La très riche sémantique des matériaux ici tissés et combinés met en ébullition nos sens, mais notre perception, ou notre appréhension de ces pièces, souffre d’une frustration que chaque visiteur je crois ne peut pas ne pas ressentir : il est rigoureusement interdit de toucher ! Or une étoffe par définition ne s’éprouve pas seulement par le regard, elle est chose tactile, faite pour qu’on s’y frotte, pour qu’on s’y enveloppe… Et Olga de Amaral a soin d’insister sur les variations physiques entre les sensations ici stimulées, telle pièce est rèche, roide, minérale, telle autre floconneuse comme une neige (effet obtenu en nouant sur toute la surface de la toile, assez monumentale, des copeaux translucides de plastique) ; ou ce sont les Brumes encore qui font pleuvoir sur nous leurs fines gouttelettes de fibres suspendues, ou les rayons du soleil qui en jouent, comme un banc de nuages s’attarde au fond d’un vallon. L’histoire se mêle à la géographie, l’épidermique touche aux profondeurs.

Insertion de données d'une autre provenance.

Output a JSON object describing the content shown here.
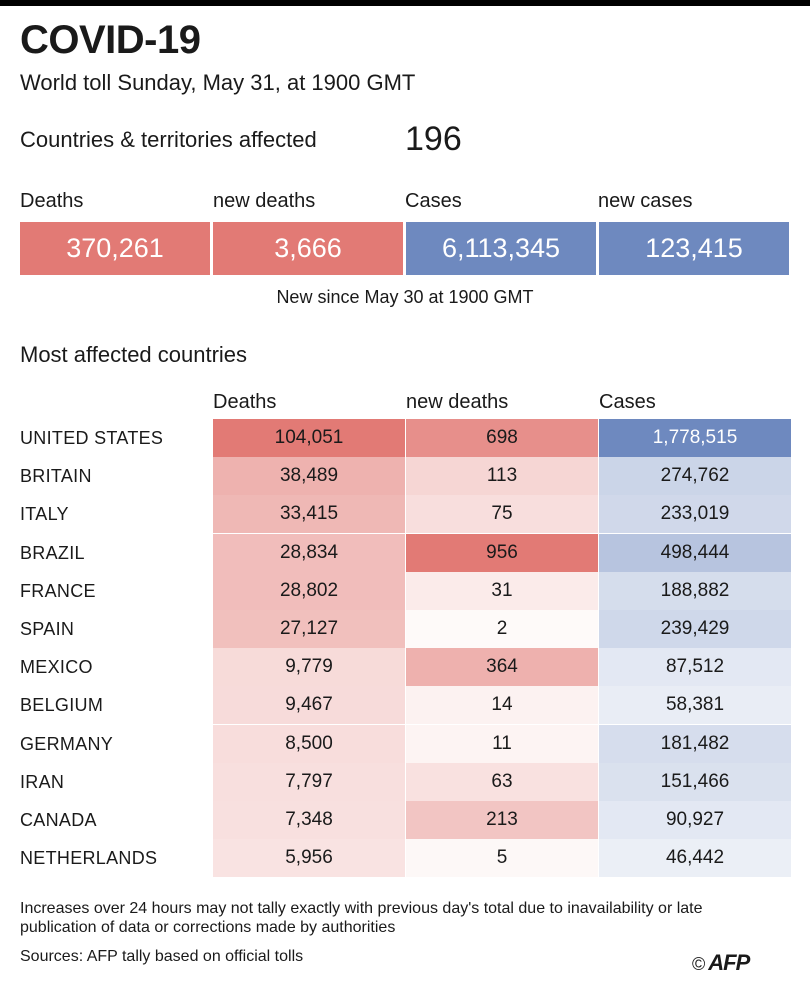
{
  "header": {
    "title": "COVID-19",
    "subtitle": "World toll Sunday, May 31, at 1900 GMT",
    "affected_label": "Countries & territories affected",
    "affected_value": "196"
  },
  "summary": {
    "labels": [
      "Deaths",
      "new deaths",
      "Cases",
      "new cases"
    ],
    "values": [
      "370,261",
      "3,666",
      "6,113,345",
      "123,415"
    ],
    "note": "New since  May 30 at 1900 GMT"
  },
  "colors": {
    "deaths": "#e27a75",
    "cases": "#6e89bf"
  },
  "table": {
    "section_title": "Most affected countries",
    "headers": [
      "Deaths",
      "new deaths",
      "Cases"
    ]
  },
  "chart_data": {
    "type": "table",
    "title": "Most affected countries",
    "columns": [
      "Deaths",
      "new deaths",
      "Cases"
    ],
    "rows": [
      {
        "country": "UNITED STATES",
        "deaths": 104051,
        "new_deaths": 698,
        "cases": 1778515
      },
      {
        "country": "BRITAIN",
        "deaths": 38489,
        "new_deaths": 113,
        "cases": 274762
      },
      {
        "country": "ITALY",
        "deaths": 33415,
        "new_deaths": 75,
        "cases": 233019
      },
      {
        "country": "BRAZIL",
        "deaths": 28834,
        "new_deaths": 956,
        "cases": 498444
      },
      {
        "country": "FRANCE",
        "deaths": 28802,
        "new_deaths": 31,
        "cases": 188882
      },
      {
        "country": "SPAIN",
        "deaths": 27127,
        "new_deaths": 2,
        "cases": 239429
      },
      {
        "country": "MEXICO",
        "deaths": 9779,
        "new_deaths": 364,
        "cases": 87512
      },
      {
        "country": "BELGIUM",
        "deaths": 9467,
        "new_deaths": 14,
        "cases": 58381
      },
      {
        "country": "GERMANY",
        "deaths": 8500,
        "new_deaths": 11,
        "cases": 181482
      },
      {
        "country": "IRAN",
        "deaths": 7797,
        "new_deaths": 63,
        "cases": 151466
      },
      {
        "country": "CANADA",
        "deaths": 7348,
        "new_deaths": 213,
        "cases": 90927
      },
      {
        "country": "NETHERLANDS",
        "deaths": 5956,
        "new_deaths": 5,
        "cases": 46442
      }
    ]
  },
  "footer": {
    "footnote": "Increases over 24 hours may not tally exactly with previous day's total due to inavailability or late publication of data or corrections made by authorities",
    "sources": "Sources: AFP tally based on official tolls",
    "copyright_symbol": "©",
    "logo_text": "AFP"
  }
}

Et je n’ai encore rien dit de la couleur, très soigneusement traitée quand un des Grands murs se change au sol en tapis de feuilles mortes, ou qu’un rouge carmin, profond, s’étire à la surface d’une cape qu’on dirait détachée d’un corps sanguinolent ; ou quand des pousses bleu-vert, virides, semblent prendre racine sur le pourtour apparemment nourricier d’une pièce mimant la terre noire.
Un âge ancien de la tapisserie consistait à étendre celle-ci sur les murs des châteaux, pour s’isoler du froid, mais aussi pour raconter une généalogie glorieuse, quelques exploits historiques ou mythologiques prêtés à de hauts personnages auxquels les seigneurs du lieu pouvaient s’identifier. Plus rien de tel ici , aucune de ces tapisseries n’est, au sens premier du terme, figurative. Olga de Amaral a soin de faire remonter un fond riche de matières en écartant toute figure ; elle décroche de même le tissu de la paroi, pour laisser les fibres tomber en pluie fine (les Brumes) ; ou bien les lourdes pièces d’étoffes fonctionnent elles-mêmes comme les murs d’une maison entre lesquels nous circulons, curieux de comparer l’envers à l’endroit, ou de faire jouer les mille nuances de la lumière sur les feuilles d’or souvent tressées à la laine. Cet or, qui ruisselle au fil de ces installations, provient à la fois des ornements de la civilisation précolombienne, et des églises baroques édifiées par les conquérants. Dans la salle finale des Stèles, qui m’évoque irrésistiblement la « terre constellée » imaginée par Victor Segalen (qu’Olga ne semble pas connaître), la feuille d’or ajoute à la stabilité majestueuse des pierres, dressées dans leur dignité, dans leur éloquence de grands monolithes tutélaires ; l’or ici relie donc le ciel à la terre, il illumine celle-ci comme une réserve de signes, de paroles enfouies à longuement questionner. Saxa loquuntur, les pierres parlent ! comme écrit aussi Freud.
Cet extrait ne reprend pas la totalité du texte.